Não soube acrescentar lágrimas de imediato. Soube apenas (me) guardar no coração, uma sensação amortecida, uma voz adormecida, ainda sábia e consciente. Uma sobriedade sem sabor. Tal calmaria me foi tão peculiar que me senti madura e pronta, pra o que quer que mais viesse agora. O saber ensina, mas também assombra. E sombreia, vez ou outra, dias de luz.

Sim, senti teus braços prontos sempre e agora, mais ainda pra me ancorar em teu peito, qualquer luta, qualquer luto. E aquela mesma autogestação que tanto eu quanto você, conhecemos tão bem.

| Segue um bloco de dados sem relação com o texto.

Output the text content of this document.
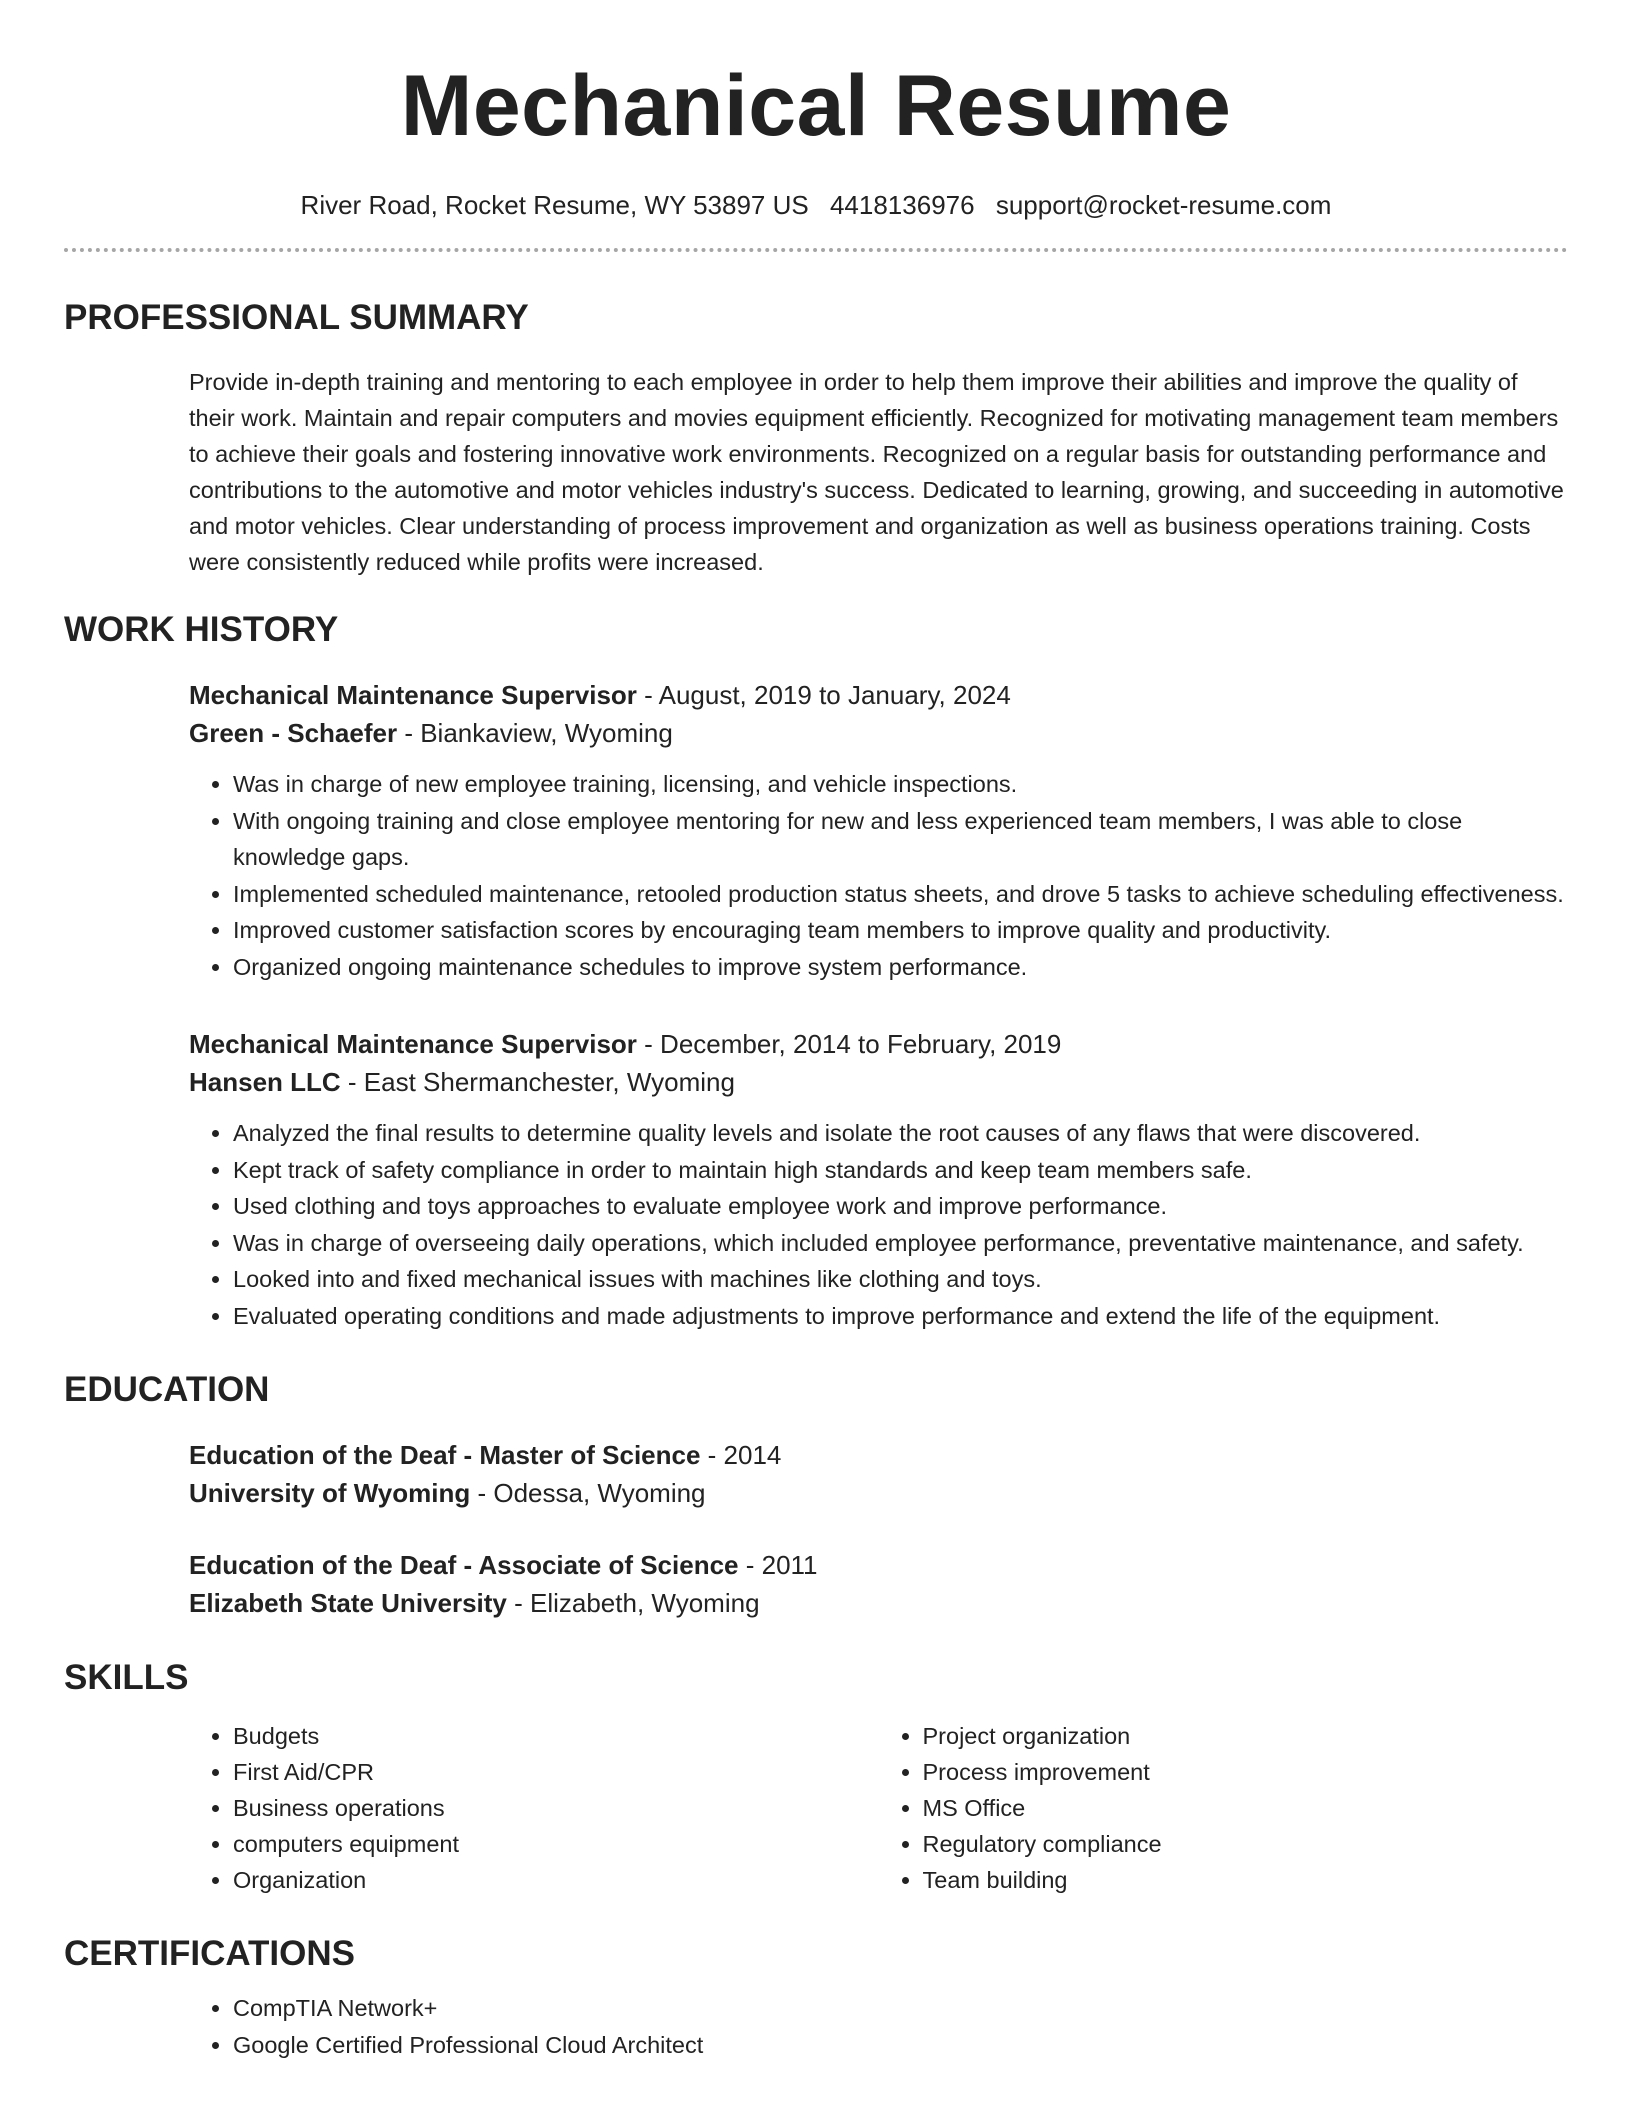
Mechanical Resume
River Road, Rocket Resume, WY 53897 US 4418136976 support@rocket-resume.com
PROFESSIONAL SUMMARY

Provide in-depth training and mentoring to each employee in order to help them improve their abilities and improve the quality of their work. Maintain and repair computers and movies equipment efficiently. Recognized for motivating management team members to achieve their goals and fostering innovative work environments. Recognized on a regular basis for outstanding performance and contributions to the automotive and motor vehicles industry's success. Dedicated to learning, growing, and succeeding in automotive and motor vehicles. Clear understanding of process improvement and organization as well as business operations training. Costs were consistently reduced while profits were increased.

WORK HISTORY
Mechanical Maintenance Supervisor - August, 2019 to January, 2024
Green - Schaefer - Biankaview, Wyoming
• Was in charge of new employee training, licensing, and vehicle inspections.
• With ongoing training and close employee mentoring for new and less experienced team members, I was able to close knowledge gaps.
• Implemented scheduled maintenance, retooled production status sheets, and drove 5 tasks to achieve scheduling effectiveness.
• Improved customer satisfaction scores by encouraging team members to improve quality and productivity.
• Organized ongoing maintenance schedules to improve system performance.
Mechanical Maintenance Supervisor - December, 2014 to February, 2019
Hansen LLC - East Shermanchester, Wyoming
• Analyzed the final results to determine quality levels and isolate the root causes of any flaws that were discovered.
• Kept track of safety compliance in order to maintain high standards and keep team members safe.
• Used clothing and toys approaches to evaluate employee work and improve performance.
• Was in charge of overseeing daily operations, which included employee performance, preventative maintenance, and safety.
• Looked into and fixed mechanical issues with machines like clothing and toys.
• Evaluated operating conditions and made adjustments to improve performance and extend the life of the equipment.
EDUCATION
Education of the Deaf - Master of Science - 2014
University of Wyoming - Odessa, Wyoming
Education of the Deaf - Associate of Science - 2011
Elizabeth State University - Elizabeth, Wyoming
SKILLS
• Budgets
• First Aid/CPR
• Business operations
• computers equipment
• Organization
• Project organization
• Process improvement
• MS Office
• Regulatory compliance
• Team building
CERTIFICATIONS
• CompTIA Network+
• Google Certified Professional Cloud Architect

Ainda que o peso da genética me alarmasse, senti-me leve como poucas vezes. Senti-me, claro que , como uma poeira levantada por ventos rasteiros, mas que soube aos poucos e ainda há de aprender muito, a tomar seu lugar brando sobre o chão. A se encaixar nos fatos e nas lições que não se pode negar. Que não se pode mudar. Mas que se pode contornar com um tanto de bem viver  e que, de certo,  se aprende na dor: um autoconhecimento que abisma. Uma amplidão que se ilumina e varre o peito com cores de luz. 

Sei lá, me senti luz e pó! Tão terra, que é lugar onde mais me misturo. Me senti vazia de uma areia que tudo move e de uma beleza árida que palavra alguma seria possível transmitir. Me desaprendi num segundo e no outro, me desprendi de outras tantas cancerígenas egrégoras, sem força alguma. Sem rastros. Ou metástases.

Ainda que desértica, me senti fértil. Fértil de possibilidades, de curas d'alma, de fortalezas que me nascem e querem vingar todos os dias, que enraízam o meu corpo já vestido de sementes.
Sinto-me ainda, calada e atenta aos acontecimentos, às probabilidades mas, sinto-me mais ainda, livre como um bando de pássaros que sabem do seu lugar no vento. Que não se rebelam às tempestades de areia e de chuva. 

[...me permito às monções.]

Me permito enfrentá-las desde já e desde já, abrandá-las em mim. Assim como fazem eles que enfrentam-as e fecham apenas suas pálpebras cristalinas para que não firam tuas rotas. Enxergam além. E voam, também. 
É isso: me sinto pássaro — passo-me adiante, uma asa após a outra.
Sou etérea. Por natureza, misturo-me ao que me faz bem.